18 novembro 2004

Um exemplo no feminino! (in PUBLICO)

Masuda Por JOAQUIM FIDALGO CRER PARA VER Quarta-feira, 17 de Novembro de 2004
Jalal
Então eu não sabia quem é Masuda Jalal?... Mas será que eu não tinha ainda ouvido ou lido o seu nome?... E logo eu, que me farto de ler jornais, que ouço tanto rádio nas viagens de carro, que espreito sempre uns bocadinhos do telejornal?... Mas não, de facto não me dizia nada este nome, Masuda Jalal. E, no entanto, acho que é um nome importante. Sei-o agora. Se calhar falaram dele mas eu andava distraído, se calhar nunca o referiram nas notícias cá pela terra. Se assim foi, é pena. Porque Masuda Jalal é um nome que vale a pena conhecer.

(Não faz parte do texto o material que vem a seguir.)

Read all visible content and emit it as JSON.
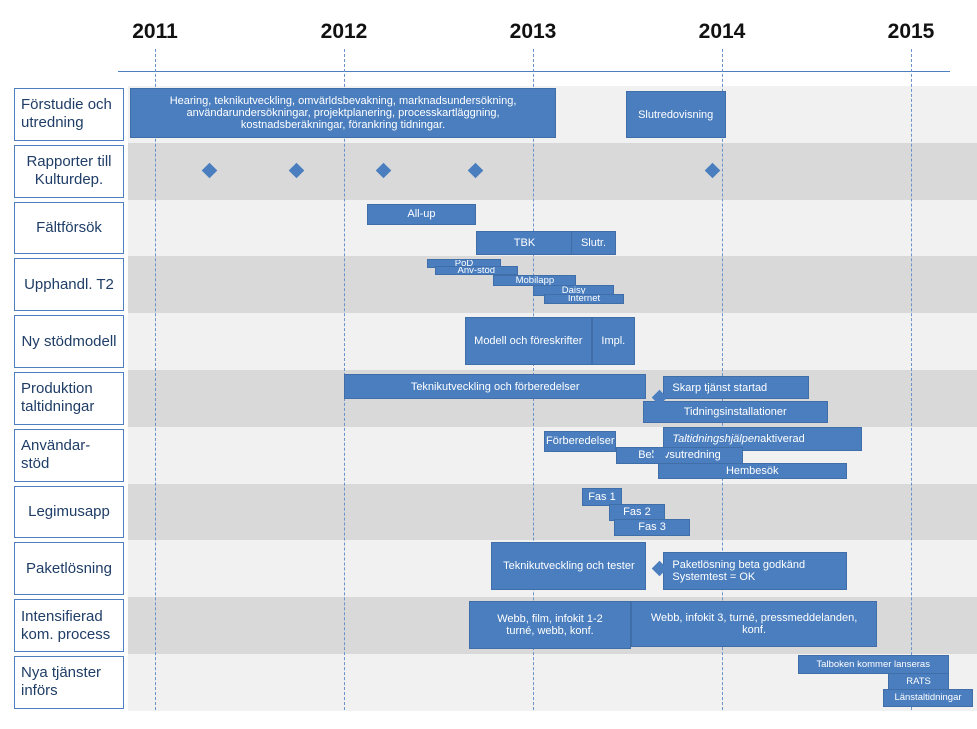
{
  "chart_data": {
    "type": "gantt",
    "title": "",
    "x_axis": {
      "years": [
        "2011",
        "2012",
        "2013",
        "2014",
        "2015"
      ]
    },
    "rows": [
      {
        "label": "Förstudie och utredning"
      },
      {
        "label": "Rapporter till Kulturdep."
      },
      {
        "label": "Fältförsök"
      },
      {
        "label": "Upphandl. T2"
      },
      {
        "label": "Ny stödmodell"
      },
      {
        "label": "Produktion taltidningar"
      },
      {
        "label": "Användar-stöd"
      },
      {
        "label": "Legimusapp"
      },
      {
        "label": "Paketlösning"
      },
      {
        "label": "Intensifierad kom. process"
      },
      {
        "label": "Nya tjänster införs"
      }
    ],
    "bars": [
      {
        "row": 0,
        "start": 2010.87,
        "end": 2013.12,
        "label": "Hearing, teknikutveckling, omvärldsbevakning, marknadsundersökning, användarundersökningar, projektplanering, processkartläggning, kostnadsberäkningar, förankring tidningar."
      },
      {
        "row": 0,
        "start": 2013.49,
        "end": 2014.02,
        "label": "Slutredovisning"
      },
      {
        "row": 2,
        "start": 2012.12,
        "end": 2012.7,
        "label": "All-up"
      },
      {
        "row": 2,
        "start": 2012.7,
        "end": 2013.21,
        "label": "TBK"
      },
      {
        "row": 2,
        "start": 2013.2,
        "end": 2013.44,
        "label": "Slutr."
      },
      {
        "row": 3,
        "start": 2012.44,
        "end": 2012.83,
        "label": "PoD"
      },
      {
        "row": 3,
        "start": 2012.48,
        "end": 2012.92,
        "label": "Anv-stöd"
      },
      {
        "row": 3,
        "start": 2012.79,
        "end": 2013.23,
        "label": "Mobilapp"
      },
      {
        "row": 3,
        "start": 2013.0,
        "end": 2013.43,
        "label": "Daisy"
      },
      {
        "row": 3,
        "start": 2013.06,
        "end": 2013.48,
        "label": "Internet"
      },
      {
        "row": 4,
        "start": 2012.64,
        "end": 2013.31,
        "label": "Modell och föreskrifter"
      },
      {
        "row": 4,
        "start": 2013.31,
        "end": 2013.54,
        "label": "Impl."
      },
      {
        "row": 5,
        "start": 2012.0,
        "end": 2013.6,
        "label": "Teknikutveckling och förberedelser"
      },
      {
        "row": 5,
        "start": 2013.69,
        "end": 2014.46,
        "label": "Skarp tjänst startad"
      },
      {
        "row": 5,
        "start": 2013.58,
        "end": 2014.56,
        "label": "Tidningsinstallationer"
      },
      {
        "row": 6,
        "start": 2013.06,
        "end": 2013.44,
        "label": "Förberedelser"
      },
      {
        "row": 6,
        "start": 2013.69,
        "end": 2014.74,
        "label": "Taltidningshjälpen aktiverad",
        "italic_prefix": "Taltidningshjälpen",
        "rest": " aktiverad"
      },
      {
        "row": 6,
        "start": 2013.44,
        "end": 2014.11,
        "label": "Behovsutredning"
      },
      {
        "row": 6,
        "start": 2013.66,
        "end": 2014.66,
        "label": "Hembesök"
      },
      {
        "row": 7,
        "start": 2013.26,
        "end": 2013.47,
        "label": "Fas 1"
      },
      {
        "row": 7,
        "start": 2013.4,
        "end": 2013.7,
        "label": "Fas 2"
      },
      {
        "row": 7,
        "start": 2013.43,
        "end": 2013.83,
        "label": "Fas 3"
      },
      {
        "row": 8,
        "start": 2012.78,
        "end": 2013.6,
        "label": "Teknikutveckling och tester"
      },
      {
        "row": 8,
        "start": 2013.69,
        "end": 2014.66,
        "label": "Paketlösning beta godkänd\nSystemtest = OK"
      },
      {
        "row": 9,
        "start": 2012.66,
        "end": 2013.52,
        "label": "Webb, film, infokit 1-2\nturné, webb, konf."
      },
      {
        "row": 9,
        "start": 2013.52,
        "end": 2014.82,
        "label": "Webb, infokit 3, turné, pressmeddelanden,\nkonf."
      },
      {
        "row": 10,
        "start": 2014.4,
        "end": 2015.2,
        "label": "Talboken kommer lanseras"
      },
      {
        "row": 10,
        "start": 2014.88,
        "end": 2015.2,
        "label": "RATS"
      },
      {
        "row": 10,
        "start": 2014.85,
        "end": 2015.33,
        "label": "Länstaltidningar"
      }
    ],
    "milestones": [
      {
        "row": 1,
        "date": 2011.29
      },
      {
        "row": 1,
        "date": 2011.75
      },
      {
        "row": 1,
        "date": 2012.21
      },
      {
        "row": 1,
        "date": 2012.7
      },
      {
        "row": 1,
        "date": 2013.95
      },
      {
        "row": 5,
        "date": 2013.67
      },
      {
        "row": 6,
        "date": 2013.67
      },
      {
        "row": 8,
        "date": 2013.67
      }
    ],
    "colors": {
      "bar": "#4a7ebf",
      "milestone": "#4a7ebf",
      "label_text": "#1f3d66"
    }
  }
}
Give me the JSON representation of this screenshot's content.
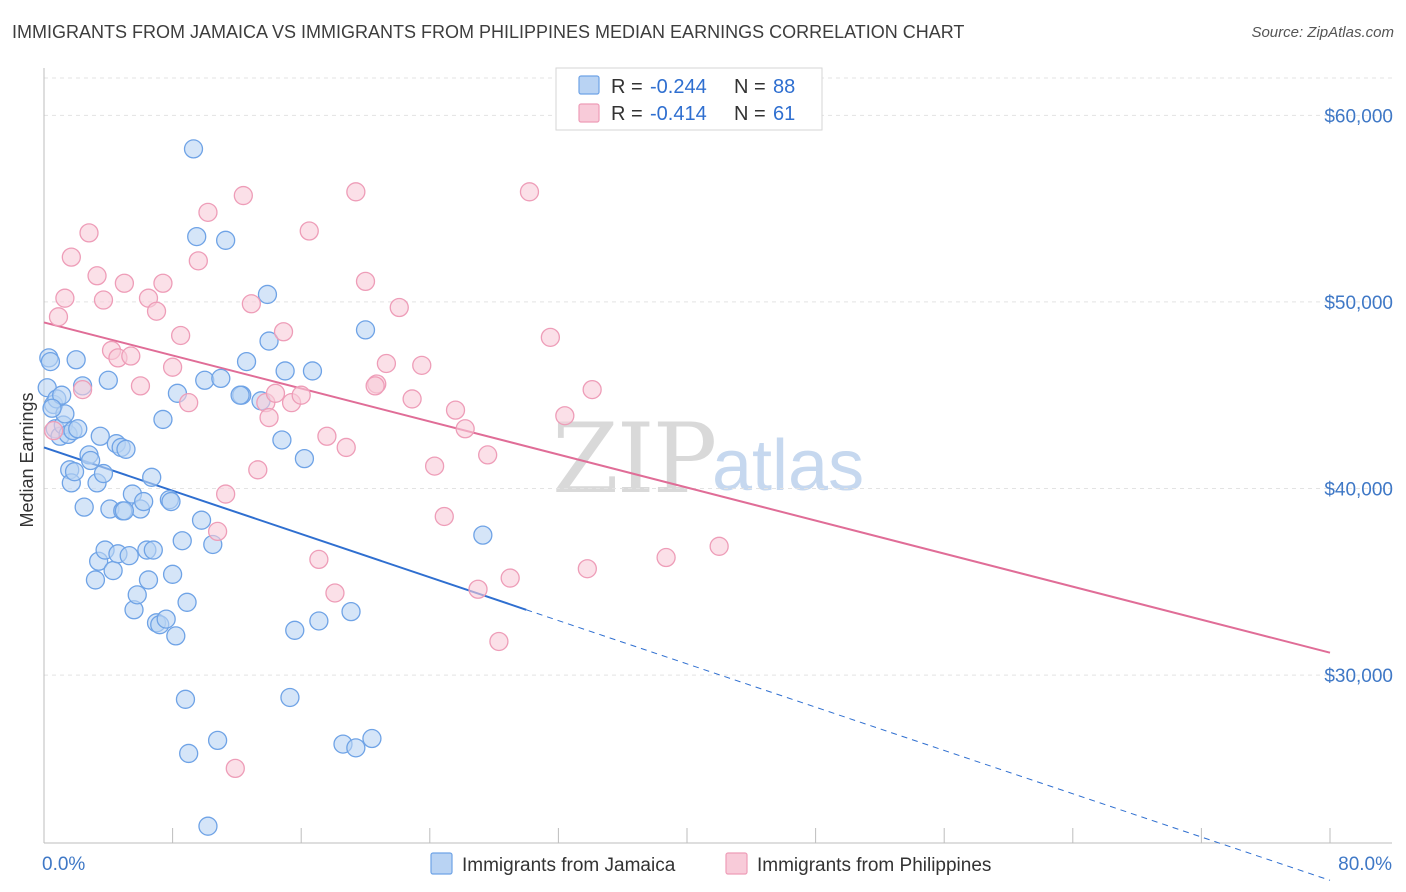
{
  "header": {
    "title": "IMMIGRANTS FROM JAMAICA VS IMMIGRANTS FROM PHILIPPINES MEDIAN EARNINGS CORRELATION CHART",
    "source": "Source: ZipAtlas.com"
  },
  "watermark": {
    "zip": "ZIP",
    "atlas": "atlas"
  },
  "chart_data": {
    "type": "scatter",
    "title": "IMMIGRANTS FROM JAMAICA VS IMMIGRANTS FROM PHILIPPINES MEDIAN EARNINGS CORRELATION CHART",
    "xlabel": "",
    "ylabel": "Median Earnings",
    "xlim": [
      0,
      80
    ],
    "ylim": [
      21000,
      62000
    ],
    "x_tick_labels": {
      "min": "0.0%",
      "max": "80.0%"
    },
    "y_ticks": [
      {
        "value": 30000,
        "label": "$30,000"
      },
      {
        "value": 40000,
        "label": "$40,000"
      },
      {
        "value": 50000,
        "label": "$50,000"
      },
      {
        "value": 60000,
        "label": "$60,000"
      }
    ],
    "grid": true,
    "legend_position": "top-center",
    "series": [
      {
        "name": "Immigrants from Jamaica",
        "color": "#6fa3e6",
        "fill": "#b9d3f3",
        "line_color": "#2f6fd0",
        "stats": {
          "r_label": "R = ",
          "r_value": "-0.244",
          "n_label": "N = ",
          "n_value": "88"
        },
        "trend": {
          "x0": 0,
          "y0": 42200,
          "x1": 30,
          "y1": 33500,
          "x_end": 80,
          "y_end": 19000
        },
        "points": [
          [
            0.2,
            45400
          ],
          [
            0.3,
            47000
          ],
          [
            0.4,
            46800
          ],
          [
            0.6,
            44500
          ],
          [
            0.7,
            43200
          ],
          [
            0.8,
            44800
          ],
          [
            1.0,
            42800
          ],
          [
            1.1,
            45000
          ],
          [
            1.2,
            43400
          ],
          [
            1.3,
            44000
          ],
          [
            1.5,
            42900
          ],
          [
            1.6,
            41000
          ],
          [
            1.7,
            40300
          ],
          [
            1.8,
            43100
          ],
          [
            2.0,
            46900
          ],
          [
            2.1,
            43200
          ],
          [
            2.4,
            45500
          ],
          [
            2.5,
            39000
          ],
          [
            2.8,
            41800
          ],
          [
            2.9,
            41500
          ],
          [
            3.2,
            35100
          ],
          [
            3.3,
            40300
          ],
          [
            3.4,
            36100
          ],
          [
            3.5,
            42800
          ],
          [
            3.7,
            40800
          ],
          [
            3.8,
            36700
          ],
          [
            4.0,
            45800
          ],
          [
            4.1,
            38900
          ],
          [
            4.3,
            35600
          ],
          [
            4.5,
            42400
          ],
          [
            4.6,
            36500
          ],
          [
            4.8,
            42200
          ],
          [
            4.9,
            38800
          ],
          [
            5.1,
            42100
          ],
          [
            5.3,
            36400
          ],
          [
            5.5,
            39700
          ],
          [
            5.6,
            33500
          ],
          [
            5.8,
            34300
          ],
          [
            6.0,
            38900
          ],
          [
            6.2,
            39300
          ],
          [
            6.4,
            36700
          ],
          [
            6.5,
            35100
          ],
          [
            6.7,
            40600
          ],
          [
            6.8,
            36700
          ],
          [
            7.0,
            32800
          ],
          [
            7.2,
            32700
          ],
          [
            7.4,
            43700
          ],
          [
            7.6,
            33000
          ],
          [
            7.8,
            39400
          ],
          [
            8.0,
            35400
          ],
          [
            8.2,
            32100
          ],
          [
            8.3,
            45100
          ],
          [
            8.6,
            37200
          ],
          [
            8.8,
            28700
          ],
          [
            8.9,
            33900
          ],
          [
            9.0,
            25800
          ],
          [
            9.3,
            58200
          ],
          [
            9.5,
            53500
          ],
          [
            9.8,
            38300
          ],
          [
            10.0,
            45800
          ],
          [
            10.2,
            21900
          ],
          [
            10.5,
            37000
          ],
          [
            10.8,
            26500
          ],
          [
            11.0,
            45900
          ],
          [
            11.3,
            53300
          ],
          [
            12.3,
            45000
          ],
          [
            12.6,
            46800
          ],
          [
            13.5,
            44700
          ],
          [
            13.9,
            50400
          ],
          [
            14.0,
            47900
          ],
          [
            14.8,
            42600
          ],
          [
            15.0,
            46300
          ],
          [
            15.3,
            28800
          ],
          [
            15.6,
            32400
          ],
          [
            16.2,
            41600
          ],
          [
            16.7,
            46300
          ],
          [
            17.1,
            32900
          ],
          [
            18.6,
            26300
          ],
          [
            19.1,
            33400
          ],
          [
            19.4,
            26100
          ],
          [
            20.0,
            48500
          ],
          [
            20.4,
            26600
          ],
          [
            27.3,
            37500
          ],
          [
            0.5,
            44300
          ],
          [
            1.9,
            40900
          ],
          [
            5.0,
            38800
          ],
          [
            7.9,
            39300
          ],
          [
            12.2,
            45000
          ]
        ]
      },
      {
        "name": "Immigrants from Philippines",
        "color": "#ee9db8",
        "fill": "#f8cbd9",
        "line_color": "#e06d97",
        "stats": {
          "r_label": "R = ",
          "r_value": "-0.414",
          "n_label": "N = ",
          "n_value": "61"
        },
        "trend": {
          "x0": 0,
          "y0": 48900,
          "x1": 80,
          "y1": 31200
        },
        "points": [
          [
            0.6,
            43100
          ],
          [
            0.9,
            49200
          ],
          [
            1.3,
            50200
          ],
          [
            1.7,
            52400
          ],
          [
            2.4,
            45300
          ],
          [
            2.8,
            53700
          ],
          [
            3.3,
            51400
          ],
          [
            3.7,
            50100
          ],
          [
            4.2,
            47400
          ],
          [
            4.6,
            47000
          ],
          [
            5.0,
            51000
          ],
          [
            5.4,
            47100
          ],
          [
            6.0,
            45500
          ],
          [
            6.5,
            50200
          ],
          [
            7.0,
            49500
          ],
          [
            7.4,
            51000
          ],
          [
            8.0,
            46500
          ],
          [
            8.5,
            48200
          ],
          [
            9.0,
            44600
          ],
          [
            9.6,
            52200
          ],
          [
            10.2,
            54800
          ],
          [
            10.8,
            37700
          ],
          [
            11.3,
            39700
          ],
          [
            11.9,
            25000
          ],
          [
            12.4,
            55700
          ],
          [
            12.9,
            49900
          ],
          [
            13.3,
            41000
          ],
          [
            13.8,
            44600
          ],
          [
            14.4,
            45100
          ],
          [
            14.9,
            48400
          ],
          [
            15.4,
            44600
          ],
          [
            16.0,
            45000
          ],
          [
            16.5,
            53800
          ],
          [
            17.1,
            36200
          ],
          [
            17.6,
            42800
          ],
          [
            18.1,
            34400
          ],
          [
            18.8,
            42200
          ],
          [
            19.4,
            55900
          ],
          [
            20.0,
            51100
          ],
          [
            20.7,
            45600
          ],
          [
            21.3,
            46700
          ],
          [
            22.1,
            49700
          ],
          [
            22.9,
            44800
          ],
          [
            23.5,
            46600
          ],
          [
            24.3,
            41200
          ],
          [
            24.9,
            38500
          ],
          [
            25.6,
            44200
          ],
          [
            26.2,
            43200
          ],
          [
            27.0,
            34600
          ],
          [
            27.6,
            41800
          ],
          [
            28.3,
            31800
          ],
          [
            29.0,
            35200
          ],
          [
            30.2,
            55900
          ],
          [
            31.5,
            48100
          ],
          [
            32.4,
            43900
          ],
          [
            33.8,
            35700
          ],
          [
            34.1,
            45300
          ],
          [
            38.7,
            36300
          ],
          [
            42.0,
            36900
          ],
          [
            20.6,
            45500
          ],
          [
            14.0,
            43800
          ]
        ]
      }
    ]
  }
}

Trata-se de uma mulher afegã. Não desempenha qualquer cargo importante no seu país, é apenas uma médica, uma pediatra. E não é até, segundo os critérios habituais, propriamente alguém a quem possa chamar-se uma "vencedora". Pelo contrário. Conheço-a agora porque ela perdeu umas eleições. Sim, ela foi candidata às recentes eleições presidenciais no Afeganistão (ganhas por Hamid Karzai) e perdeu, ficou em último lugar, só teve 1 por cento (exacto: um por cento) dos votos. Quase nada, pois.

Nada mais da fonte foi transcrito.